The UN Economic and Social Council elected the Moroccan candidate, Mohammed Amarti, on Monday, September 14. He was elected alongside Egypt’s Mahmoud Ezzeldin to represent Africa within the international body.
Morocco and Egypt will join Mauritius and Nigeria to form the African group of the UN committee. South Africa and Burkina Faso were also running for a seat on the committee, but did not get enough votes.
The UN’s Committee on Economic, Social, and Cultural Rights includes 18 independent experts—four from Africa, four from Asia, four from Latin America and the Carribean, three from Eastern Europe, and three from Western Europe and other states.
The committee’s main mission is to monitor the implementation of the International Covenant on Economic, Social, and Cultural Rights. The multilateral treaty, signed in 1966, aims to preserve labor, health, and education rights, as well as the right to adequate living standards in non-self-governing territories.
Read also: Morocco Elected Member of the UN Committee on the Rights of the Child
Who is Mohammed Amarti?
Amarti is a university professor with over three decades of teaching experience. He teaches at the Faculty of Judicial, Economic, and Social Sciences of the Mohammed I University in Oujda.
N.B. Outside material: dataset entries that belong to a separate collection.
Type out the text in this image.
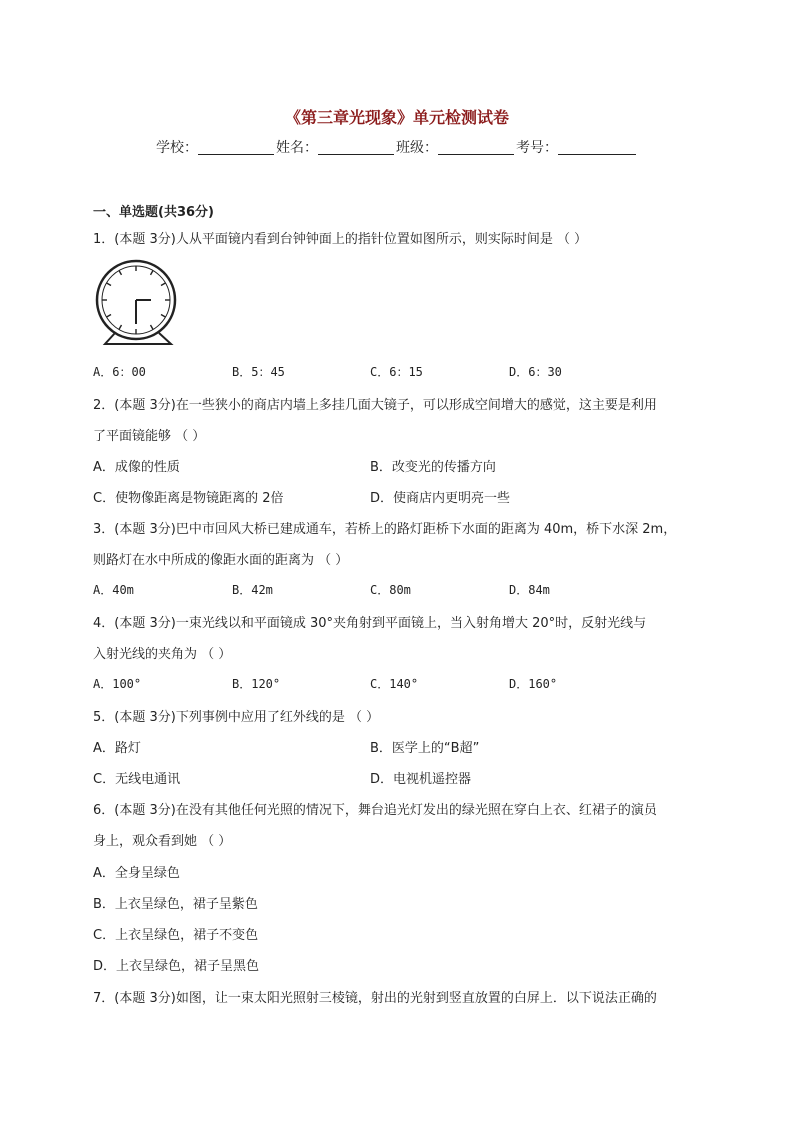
《第三章光现象》单元检测试卷
学校：	姓名：	班级：	考号：
一、单选题(共36分)
1．(本题 3分)人从平面镜内看到台钟钟面上的指针位置如图所示，则实际时间是 （ ）
A．6：00	B．5：45	C．6：15	D．6：30
2．(本题 3分)在一些狭小的商店内墙上多挂几面大镜子，可以形成空间增大的感觉，这主要是利用
了平面镜能够 （ ）
A．成像的性质	B．改变光的传播方向
C．使物像距离是物镜距离的 2倍	D．使商店内更明亮一些
3．(本题 3分)巴中市回风大桥已建成通车，若桥上的路灯距桥下水面的距离为 40m，桥下水深 2m，
则路灯在水中所成的像距水面的距离为 （ ）
A．40m	B．42m	C．80m	D．84m
4．(本题 3分)一束光线以和平面镜成 30°夹角射到平面镜上，当入射角增大 20°时，反射光线与
入射光线的夹角为 （ ）
A．100°	B．120°	C．140°	D．160°
5．(本题 3分)下列事例中应用了红外线的是 （ ）
A．路灯	B．医学上的“B超”
C．无线电通讯	D．电视机遥控器
6．(本题 3分)在没有其他任何光照的情况下，舞台追光灯发出的绿光照在穿白上衣、红裙子的演员
身上，观众看到她 （ ）
A．全身呈绿色
B．上衣呈绿色，裙子呈紫色
C．上衣呈绿色，裙子不变色
D．上衣呈绿色，裙子呈黑色
7．(本题 3分)如图，让一束太阳光照射三棱镜，射出的光射到竖直放置的白屏上．以下说法正确的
His areas of expertise and research interests mainly include international law, as well as human, migrant, and refugee rights.
Amarti is also a member of Morocco’s National Human Rights Council (CNDH) and presides over the council’s regional committee in the Oriental region.
Between 2011 and 2018, the Moroccan professor worked as director of the Studies and Research Laboratory on Human Rights (LERDHOM). He is also a regular research contributor to several institutions in Morocco and abroad.
Besides his academic career, Amarti offers free orientation and counseling to migrants and refugees in Morocco. He also founded two NGOs, in Oujda and Rabat, seeking to provide support for migrants and refugees.